Colleges have achieved overwhelming success in motivating school pupils to stay on in education after the age of 16, according to research due to be published this week.
A study of the Increased Flexibility Programme - which gives 14 to 16-year olds the chance to study in college for part of the week - has resulted in 90 per cent of them staying in full-time education.
The scheme, which had been aiming to achieve a 75 per cent staying-on rate, has proven a "resounding success", said John Ratcliffe, group manager of 14-16 at the Learning and Skills Council.
One of the aims of the programme is to enthuse young people who are at risk of dropping out of education because they are not sufficiently motivated by the school curriculum.

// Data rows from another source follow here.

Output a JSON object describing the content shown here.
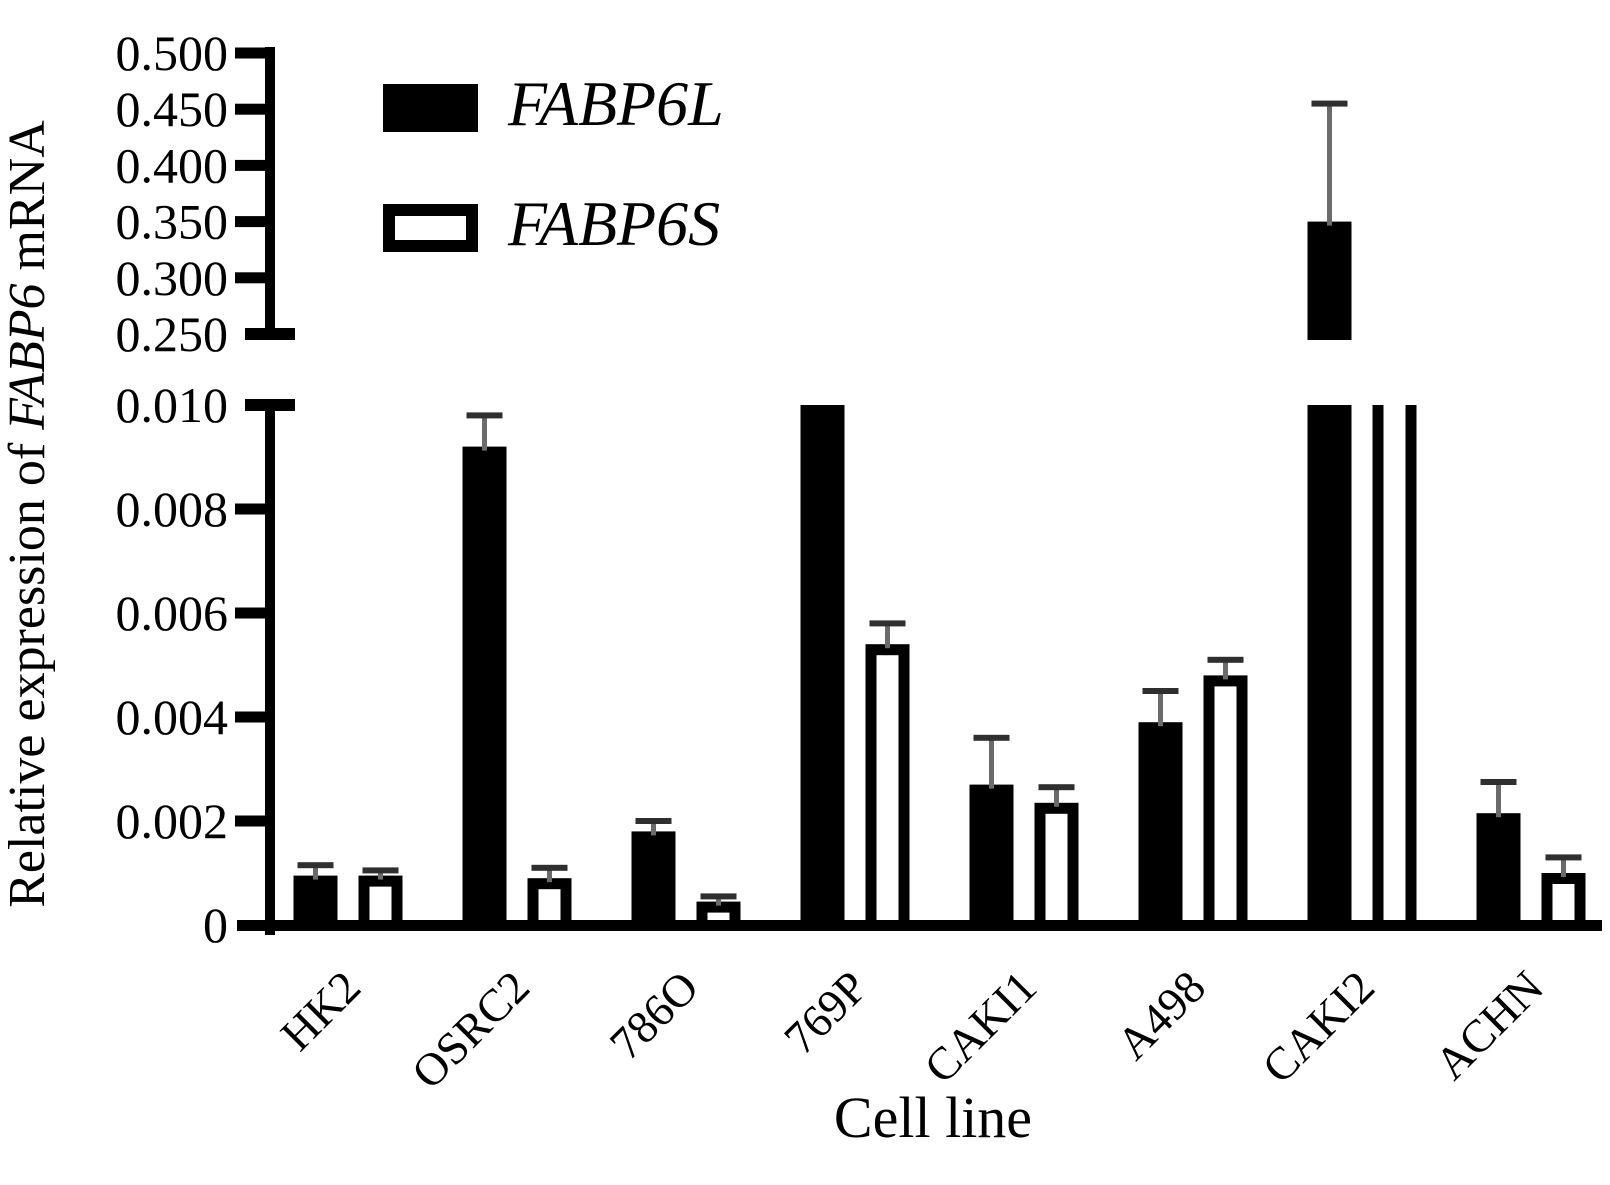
{
  "figure": {
    "background": "#ffffff",
    "ink": "#000000",
    "error_stem_color": "#6b6b6b",
    "error_cap_color": "#2f2f2f"
  },
  "chart_data": {
    "type": "bar",
    "title": "",
    "xlabel": "Cell line",
    "ylabel": {
      "prefix": "Relative expression of ",
      "italic": "FABP6",
      "suffix": " mRNA"
    },
    "grid": false,
    "legend_position": "top-left-inside",
    "axis_break": {
      "between": [
        0.01,
        0.25
      ]
    },
    "upper_axis": {
      "range": [
        0.25,
        0.5
      ],
      "tick_values": [
        0.5,
        0.45,
        0.4,
        0.35,
        0.3,
        0.25
      ],
      "tick_labels": [
        "0.500",
        "0.450",
        "0.400",
        "0.350",
        "0.300",
        "0.250"
      ]
    },
    "lower_axis": {
      "range": [
        0,
        0.01
      ],
      "tick_values": [
        0.01,
        0.008,
        0.006,
        0.004,
        0.002,
        0
      ],
      "tick_labels": [
        "0.010",
        "0.008",
        "0.006",
        "0.004",
        "0.002",
        "0"
      ]
    },
    "categories": [
      "HK2",
      "OSRC2",
      "786O",
      "769P",
      "CAKI1",
      "A498",
      "CAKI2",
      "ACHN"
    ],
    "series": [
      {
        "name": "FABP6L",
        "style": "filled",
        "values": [
          0.00095,
          0.0092,
          0.0018,
          0.0105,
          0.0027,
          0.0039,
          0.35,
          0.00215
        ],
        "errors": [
          0.0002,
          0.0006,
          0.0002,
          null,
          0.0009,
          0.0006,
          0.105,
          0.0006
        ],
        "clipped_at_break": [
          false,
          false,
          false,
          true,
          false,
          false,
          false,
          false
        ]
      },
      {
        "name": "FABP6S",
        "style": "outlined",
        "values": [
          0.00095,
          0.0009,
          0.00045,
          0.0054,
          0.00235,
          0.0048,
          0.0105,
          0.001
        ],
        "errors": [
          0.0001,
          0.0002,
          0.0001,
          0.0004,
          0.0003,
          0.0003,
          null,
          0.0003
        ],
        "clipped_at_break": [
          false,
          false,
          false,
          false,
          false,
          false,
          true,
          false
        ]
      }
    ]
  }
}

Colleges offer courses including vocational GCSEs.
Mr Ratcliffe said: "Young people who have taken advantage of the opportunities offered by the Increased Flexibility Programme should be congratulated on their achievements.
"The programme has been a resounding success in encouraging those young people to carry on their studies. Research out today is expected to show almost 90 per cent of students continuing their studies after 16 - far in advance of our 75 per cent target.

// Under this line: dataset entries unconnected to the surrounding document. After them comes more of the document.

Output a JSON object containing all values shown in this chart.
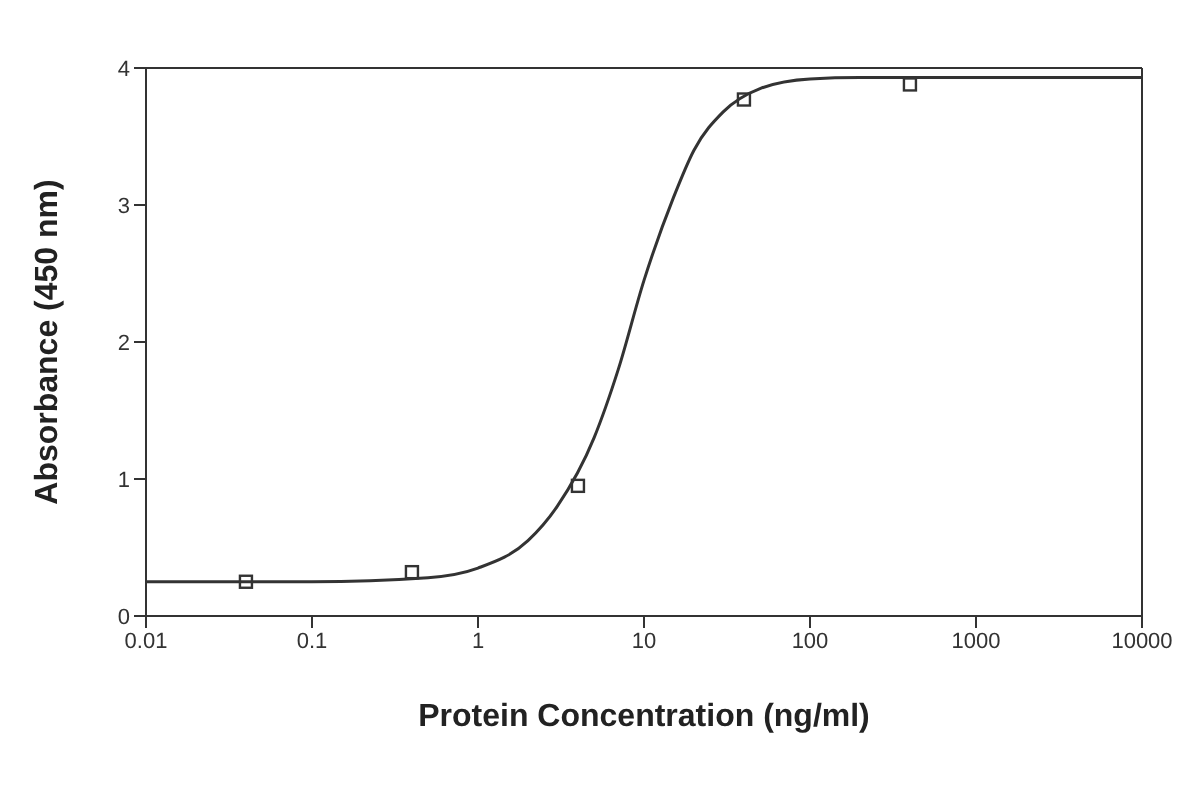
{
  "chart_data": {
    "type": "scatter",
    "xlabel": "Protein Concentration (ng/ml)",
    "ylabel": "Absorbance (450 nm)",
    "log": "x",
    "xlim": [
      0.01,
      10000
    ],
    "xticks": [
      0.01,
      0.1,
      1,
      10,
      100,
      1000,
      10000
    ],
    "ylim": [
      0,
      4
    ],
    "yticks": [
      0,
      1,
      2,
      3,
      4
    ],
    "grid": false,
    "legend": false,
    "series": [
      {
        "color": "#333333",
        "marker": "square",
        "x": [
          0.04,
          0.4,
          4,
          40,
          400
        ],
        "values": [
          0.25,
          0.32,
          0.95,
          3.77,
          3.88
        ]
      },
      {
        "type": "line",
        "color": "#333333",
        "marker": "none",
        "x": [
          0.01,
          0.1,
          0.5,
          1,
          2,
          3,
          5,
          7,
          10,
          15,
          20,
          30,
          50,
          100,
          200,
          10000
        ],
        "values": [
          0.25,
          0.25,
          0.28,
          0.35,
          0.55,
          0.8,
          1.3,
          1.8,
          2.45,
          3.05,
          3.4,
          3.68,
          3.85,
          3.92,
          3.93,
          3.93
        ]
      }
    ]
  }
}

"By enhancing the range of vocational and work-related GCSEs and, crucially, working with employers to agree their syllabus and scope, young people's studies are much more relevant to them and to the labour market, with all the personal and business benefits that brings."

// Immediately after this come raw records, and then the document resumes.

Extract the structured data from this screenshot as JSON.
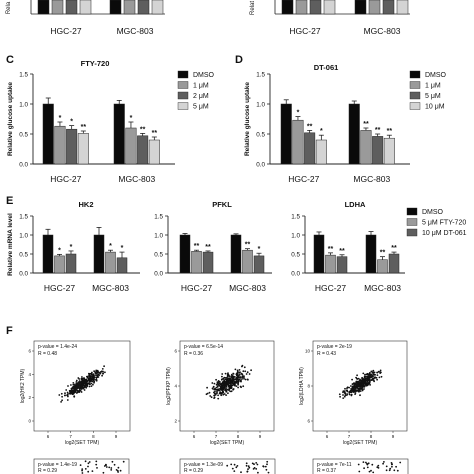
{
  "colors": {
    "dmso": "#0a0a0a",
    "treat1": "#9a9a9a",
    "treat2": "#5e5e5e",
    "treat3": "#d4d4d4",
    "axis": "#222222",
    "scatter_point": "#111111"
  },
  "top_strip": {
    "ylabel": "Rela",
    "categories": [
      "HGC-27",
      "MGC-803"
    ],
    "right_ylabel": "Relat"
  },
  "panels": {
    "C": {
      "letter": "C"
    },
    "D": {
      "letter": "D"
    },
    "E": {
      "letter": "E"
    },
    "F": {
      "letter": "F"
    }
  },
  "chart_data": [
    {
      "id": "C",
      "type": "bar",
      "title": "FTY-720",
      "ylabel": "Relative glucose uptake",
      "categories": [
        "HGC-27",
        "MGC-803"
      ],
      "ylim": [
        0,
        1.5
      ],
      "yticks": [
        "0.0",
        "0.5",
        "1.0",
        "1.5"
      ],
      "series": [
        {
          "name": "DMSO",
          "color": "#0a0a0a",
          "values": [
            1.0,
            1.0
          ],
          "errors": [
            0.1,
            0.06
          ],
          "sig": [
            "",
            ""
          ]
        },
        {
          "name": "1 μM",
          "color": "#9a9a9a",
          "values": [
            0.63,
            0.6
          ],
          "errors": [
            0.07,
            0.1
          ],
          "sig": [
            "*",
            "*"
          ]
        },
        {
          "name": "2 μM",
          "color": "#5e5e5e",
          "values": [
            0.58,
            0.47
          ],
          "errors": [
            0.06,
            0.04
          ],
          "sig": [
            "*",
            "**"
          ]
        },
        {
          "name": "5 μM",
          "color": "#d4d4d4",
          "values": [
            0.51,
            0.4
          ],
          "errors": [
            0.04,
            0.05
          ],
          "sig": [
            "**",
            "**"
          ]
        }
      ]
    },
    {
      "id": "D",
      "type": "bar",
      "title": "DT-061",
      "ylabel": "Relative glucose uptake",
      "categories": [
        "HGC-27",
        "MGC-803"
      ],
      "ylim": [
        0,
        1.5
      ],
      "yticks": [
        "0.0",
        "0.5",
        "1.0",
        "1.5"
      ],
      "series": [
        {
          "name": "DMSO",
          "color": "#0a0a0a",
          "values": [
            1.0,
            1.0
          ],
          "errors": [
            0.07,
            0.05
          ],
          "sig": [
            "",
            ""
          ]
        },
        {
          "name": "1 μM",
          "color": "#9a9a9a",
          "values": [
            0.73,
            0.56
          ],
          "errors": [
            0.06,
            0.04
          ],
          "sig": [
            "*",
            "**"
          ]
        },
        {
          "name": "5 μM",
          "color": "#5e5e5e",
          "values": [
            0.52,
            0.46
          ],
          "errors": [
            0.04,
            0.04
          ],
          "sig": [
            "**",
            "**"
          ]
        },
        {
          "name": "10 μM",
          "color": "#d4d4d4",
          "values": [
            0.4,
            0.43
          ],
          "errors": [
            0.08,
            0.05
          ],
          "sig": [
            "*",
            "**"
          ]
        }
      ]
    },
    {
      "id": "E-HK2",
      "type": "bar",
      "title": "HK2",
      "ylabel": "Relative mRNA level",
      "categories": [
        "HGC-27",
        "MGC-803"
      ],
      "ylim": [
        0,
        1.5
      ],
      "yticks": [
        "0.0",
        "0.5",
        "1.0",
        "1.5"
      ],
      "series": [
        {
          "name": "DMSO",
          "color": "#0a0a0a",
          "values": [
            1.0,
            1.0
          ],
          "errors": [
            0.15,
            0.2
          ],
          "sig": [
            "",
            ""
          ]
        },
        {
          "name": "5 μM FTY-720",
          "color": "#9a9a9a",
          "values": [
            0.45,
            0.55
          ],
          "errors": [
            0.04,
            0.05
          ],
          "sig": [
            "*",
            "*"
          ]
        },
        {
          "name": "10 μM DT-061",
          "color": "#5e5e5e",
          "values": [
            0.5,
            0.4
          ],
          "errors": [
            0.08,
            0.15
          ],
          "sig": [
            "*",
            "*"
          ]
        }
      ]
    },
    {
      "id": "E-PFKL",
      "type": "bar",
      "title": "PFKL",
      "ylabel": "",
      "categories": [
        "HGC-27",
        "MGC-803"
      ],
      "ylim": [
        0,
        1.5
      ],
      "yticks": [
        "0.0",
        "0.5",
        "1.0",
        "1.5"
      ],
      "series": [
        {
          "name": "DMSO",
          "color": "#0a0a0a",
          "values": [
            1.0,
            1.0
          ],
          "errors": [
            0.04,
            0.03
          ],
          "sig": [
            "",
            ""
          ]
        },
        {
          "name": "5 μM FTY-720",
          "color": "#9a9a9a",
          "values": [
            0.57,
            0.6
          ],
          "errors": [
            0.03,
            0.04
          ],
          "sig": [
            "**",
            "**"
          ]
        },
        {
          "name": "10 μM DT-061",
          "color": "#5e5e5e",
          "values": [
            0.55,
            0.45
          ],
          "errors": [
            0.03,
            0.07
          ],
          "sig": [
            "**",
            "*"
          ]
        }
      ]
    },
    {
      "id": "E-LDHA",
      "type": "bar",
      "title": "LDHA",
      "ylabel": "",
      "categories": [
        "HGC-27",
        "MGC-803"
      ],
      "ylim": [
        0,
        1.5
      ],
      "yticks": [
        "0.0",
        "0.5",
        "1.0",
        "1.5"
      ],
      "series": [
        {
          "name": "DMSO",
          "color": "#0a0a0a",
          "values": [
            1.0,
            1.0
          ],
          "errors": [
            0.08,
            0.09
          ],
          "sig": [
            "",
            ""
          ]
        },
        {
          "name": "5 μM FTY-720",
          "color": "#9a9a9a",
          "values": [
            0.47,
            0.35
          ],
          "errors": [
            0.06,
            0.08
          ],
          "sig": [
            "**",
            "**"
          ]
        },
        {
          "name": "10 μM DT-061",
          "color": "#5e5e5e",
          "values": [
            0.43,
            0.5
          ],
          "errors": [
            0.05,
            0.05
          ],
          "sig": [
            "**",
            "**"
          ]
        }
      ]
    },
    {
      "id": "F-HK2",
      "type": "scatter",
      "stat_p": "p-value = 1.4e-24",
      "stat_r": "R = 0.48",
      "xlabel": "log2(SET TPM)",
      "ylabel": "log2(HK2 TPM)",
      "xticks": [
        "6",
        "7",
        "8",
        "9"
      ],
      "yticks": [
        "0",
        "2",
        "4",
        "6"
      ],
      "point_count": 360
    },
    {
      "id": "F-PFKP",
      "type": "scatter",
      "stat_p": "p-value = 6.5e-14",
      "stat_r": "R = 0.36",
      "xlabel": "log2(SET TPM)",
      "ylabel": "log2(PFKP TPM)",
      "xticks": [
        "6",
        "7",
        "8",
        "9"
      ],
      "yticks": [
        "2",
        "4",
        "6"
      ],
      "point_count": 360
    },
    {
      "id": "F-LDHA",
      "type": "scatter",
      "stat_p": "p-value = 2e-19",
      "stat_r": "R = 0.43",
      "xlabel": "log2(SET TPM)",
      "ylabel": "log2(LDHA TPM)",
      "xticks": [
        "6",
        "7",
        "8",
        "9"
      ],
      "yticks": [
        "6",
        "8",
        "10"
      ],
      "point_count": 360
    }
  ],
  "bottom_strip": [
    {
      "stat_p": "p-value = 1.4e-19",
      "stat_r": "R = 0.29"
    },
    {
      "stat_p": "p-value = 1.3e-09",
      "stat_r": "R = 0.29"
    },
    {
      "stat_p": "p-value = 7e-11",
      "stat_r": "R = 0.37"
    }
  ]
}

Fiona Harris, 17, who attended Glenmore school in Bournemouth, paid tribute to the scheme. She is halfway through the new vocational A-level in health and social care, having completed the health and social care GCSE in a college in the summer of 2004.
She said: "I've always known I wanted to go into nursing, so I jumped at the chance to study health and social care while still at school. The course has taught me self-reliance, with the lecturers treating me more like an adult than in my other lessons."
"The course has also encouraged me to take up a part-time job at a nursing home, and through it I've even done work experience at my local AE.
"I'm determined to succeed in nursing, and feel very lucky to have been able to make a start on my chosen career so early."
Anne McAlpine, lecturer at Bournemouth and Poole college, said: "For students committed to health care and wondering what traditional schooling can offer them, the new vocational GCSE offers excellent grounding in applicable skills that offer the first step on to a lifelong career path."
"The new vocational GCSEs, delivered through partnership between schools and colleges, offer a middle ground between school and work.
"They can help re-engage pupils in education through real life experiences and persuade them that further education has more to offer."